Là arriva le poète. Ses yeux, à travers les lignes reflétées de sa maigre chevelure, aperçurent leur propre lumière pâle, distincte dans la noire profondeur de cette fontaine silencieuse ; comme le cœur humain, regardant en rêve le ténébreux tombeau, y voit sa perfide ressemblance. Il entendait le mouvement des feuilles, l’herbe qui poussait, frémissante, étonnée et tremblante de sentir une présence inaccoutumée : il entendait le bruit du doux ruisseau qui sortait des secrètes sources de cette sombre fontaine.
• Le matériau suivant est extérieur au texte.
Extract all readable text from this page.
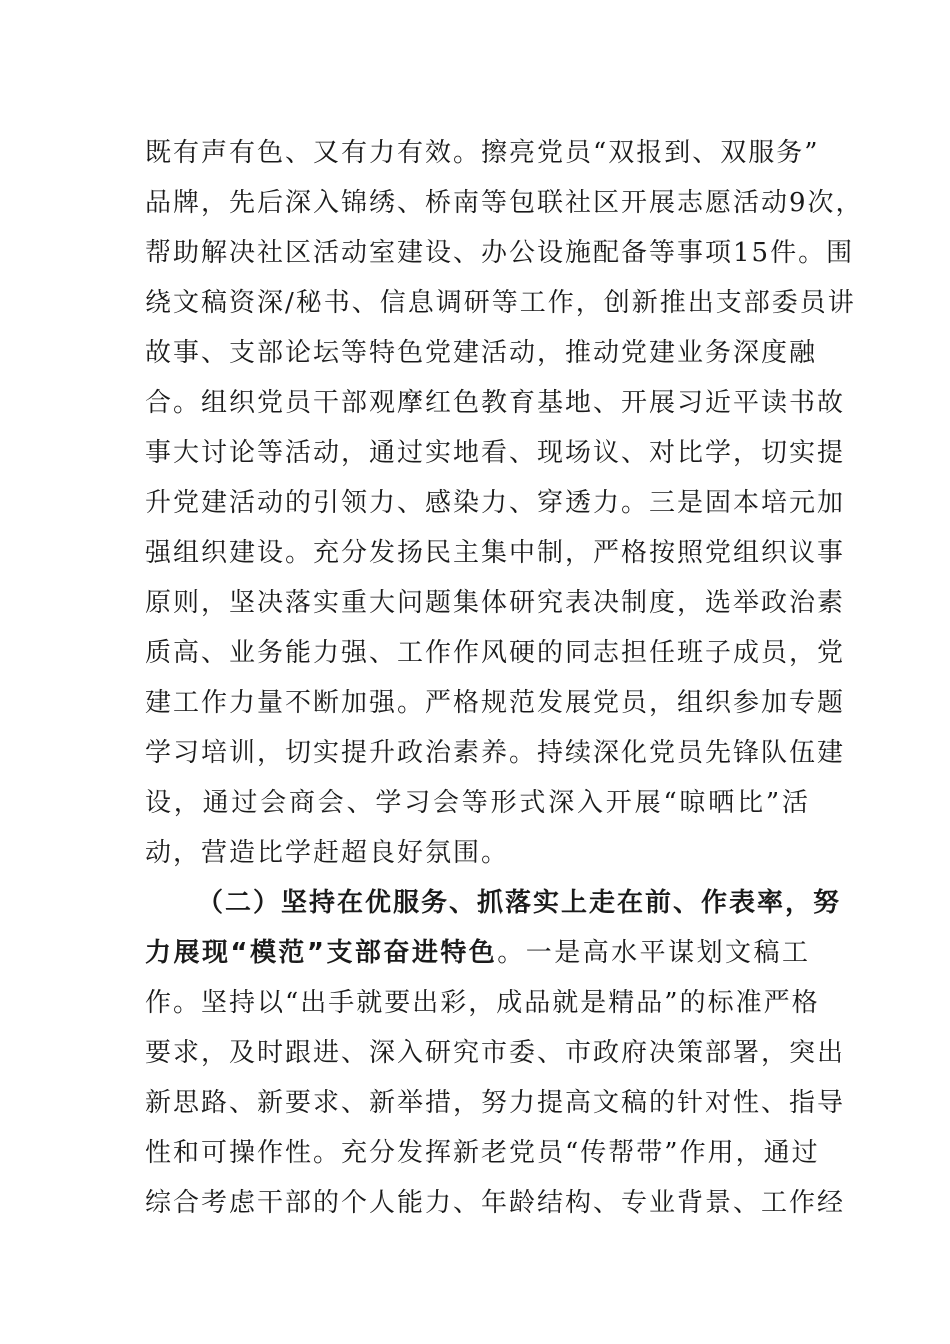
既有声有色、又有力有效。擦亮党员“双报到、双服务”
品牌，先后深入锦绣、桥南等包联社区开展志愿活动9次，
帮助解决社区活动室建设、办公设施配备等事项15件。围
绕文稿资深/秘书、信息调研等工作，创新推出支部委员讲
故事、支部论坛等特色党建活动，推动党建业务深度融
合。组织党员干部观摩红色教育基地、开展习近平读书故
事大讨论等活动，通过实地看、现场议、对比学，切实提
升党建活动的引领力、感染力、穿透力。三是固本培元加
强组织建设。充分发扬民主集中制，严格按照党组织议事
原则，坚决落实重大问题集体研究表决制度，选举政治素
质高、业务能力强、工作作风硬的同志担任班子成员，党
建工作力量不断加强。严格规范发展党员，组织参加专题
学习培训，切实提升政治素养。持续深化党员先锋队伍建
设，通过会商会、学习会等形式深入开展“晾晒比”活
动，营造比学赶超良好氛围。
（二）坚持在优服务、抓落实上走在前、作表率，努
力展现“模范”支部奋进特色。一是高水平谋划文稿工
作。坚持以“出手就要出彩，成品就是精品”的标准严格
要求，及时跟进、深入研究市委、市政府决策部署，突出
新思路、新要求、新举措，努力提高文稿的针对性、指导
性和可操作性。充分发挥新老党员“传帮带”作用，通过
综合考虑干部的个人能力、年龄结构、专业背景、工作经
Il lui semblait voir un Esprit se tenir près de lui. — Il n’était point revêtu des brillantes parures d’argent mat ou de lumière mystérieuse empruntées à ce que le monde visible peut offrir de grâce, de majesté ou de mystère ; mais il lui semblait que les bois onduleux, la vallée silencieuse, le ruisseau qui saute et le crépuscule du soir, qui en ce moment assombrissait encore la noirceur des ombres, prenaient la parole et conversaient avec lui, comme s’il n’existait autre chose au monde que ces objets et lui. Seulement… quand son regard fut aiguisé par l’intensité de la mélancolique rêverie, deux yeux étoiles le regardaient suspendus dans le crépuscule de sa pensée, et semblaient, de leurs sourires azurés et sereins, lui faire signe…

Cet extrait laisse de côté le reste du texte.